Cidades e a tentação da transferência de políticas públicas
Transferência de políticas públicas pode ser uma ferramenta poderosa e um desafio considerável para governos municipais
Publicado em 15 de abril de 2021 às, 10h00.
Última atualização em 15 de abril de 2021 às, 14h11.
Buscar se inspirar ou replicar políticas bem-sucedidas de outros governos não é exatamente uma novidade na área de políticas públicas. No entanto, esse movimento não é tão simples quanto parece. Em sua definição mais simples, transferência de políticas é o processo no qual conhecimento sobre políticas de um determinado tempo ou local é usado no desenvolvimento de políticas em outro contexto. Porém, o processo de transferência não se reduz apenas ao ‘copiar e colar’ uma política ou boa prática. Esse processo pode ser bem complexo.
Entre alguns teóricos, transferência de políticas é entendida enquanto um processo moderno de se fazer política pública. Alguns chegam a declarar que essa prática de troca entre governos se transformou em algo contínuo, alcançando níveis tão profundos e disseminados que hoje seria um processo irreversível, tornando anacrônica a ideia de políticas domésticas independentes. Ou seja, experiências e práticas subnacionais e internacionais são tão disseminadas que seria (hipoteticamente) improvável criar uma política sem algum tipo de influência ou inspiração externa.

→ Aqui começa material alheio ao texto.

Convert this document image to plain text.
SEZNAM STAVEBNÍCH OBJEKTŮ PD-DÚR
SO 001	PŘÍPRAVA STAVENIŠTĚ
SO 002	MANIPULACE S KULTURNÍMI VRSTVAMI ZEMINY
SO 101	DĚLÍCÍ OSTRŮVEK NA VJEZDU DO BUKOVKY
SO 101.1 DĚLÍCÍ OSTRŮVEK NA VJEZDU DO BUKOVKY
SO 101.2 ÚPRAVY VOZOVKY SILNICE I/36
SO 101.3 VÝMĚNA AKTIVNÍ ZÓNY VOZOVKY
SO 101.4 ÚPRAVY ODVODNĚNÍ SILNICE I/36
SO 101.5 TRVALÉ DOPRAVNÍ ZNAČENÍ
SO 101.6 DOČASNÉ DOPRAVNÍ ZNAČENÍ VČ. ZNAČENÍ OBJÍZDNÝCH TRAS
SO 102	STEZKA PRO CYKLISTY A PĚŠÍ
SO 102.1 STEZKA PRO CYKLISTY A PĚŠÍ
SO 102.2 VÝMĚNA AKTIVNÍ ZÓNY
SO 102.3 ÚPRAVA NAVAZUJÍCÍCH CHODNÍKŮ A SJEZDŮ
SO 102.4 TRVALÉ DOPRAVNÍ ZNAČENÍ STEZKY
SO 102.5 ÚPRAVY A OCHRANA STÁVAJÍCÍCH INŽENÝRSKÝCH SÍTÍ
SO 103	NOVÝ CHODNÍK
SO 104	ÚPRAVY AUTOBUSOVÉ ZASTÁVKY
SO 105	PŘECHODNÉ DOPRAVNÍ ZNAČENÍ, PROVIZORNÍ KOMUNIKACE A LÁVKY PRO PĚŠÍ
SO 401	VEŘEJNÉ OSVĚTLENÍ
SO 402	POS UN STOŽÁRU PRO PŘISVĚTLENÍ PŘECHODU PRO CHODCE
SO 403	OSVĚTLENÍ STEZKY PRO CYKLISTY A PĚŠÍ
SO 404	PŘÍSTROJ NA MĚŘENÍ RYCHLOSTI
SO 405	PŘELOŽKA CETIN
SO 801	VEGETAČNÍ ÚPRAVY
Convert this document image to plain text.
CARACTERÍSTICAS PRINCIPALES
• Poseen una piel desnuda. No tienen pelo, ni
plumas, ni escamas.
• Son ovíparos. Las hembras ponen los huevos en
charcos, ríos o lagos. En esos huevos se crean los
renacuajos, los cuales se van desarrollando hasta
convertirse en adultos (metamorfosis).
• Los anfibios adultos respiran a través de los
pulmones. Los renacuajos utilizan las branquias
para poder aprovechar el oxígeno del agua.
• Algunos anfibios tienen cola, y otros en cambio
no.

Neste cenário, de constante troca, governos municipais (principalmente de grandes cidades), muito estimulados por desafios urbanos locais, estão transpondo os limites do subnacional e se convertendo também em atores no campo transnacional – além de buscarem inspirações em municípios próximos e do mesmo país, passam também a olhar para soluções adotadas em todo o mundo. Cidades são entes de particular importância já que a territorialização das políticas públicas, de forma geral, se dá no âmbito municipal.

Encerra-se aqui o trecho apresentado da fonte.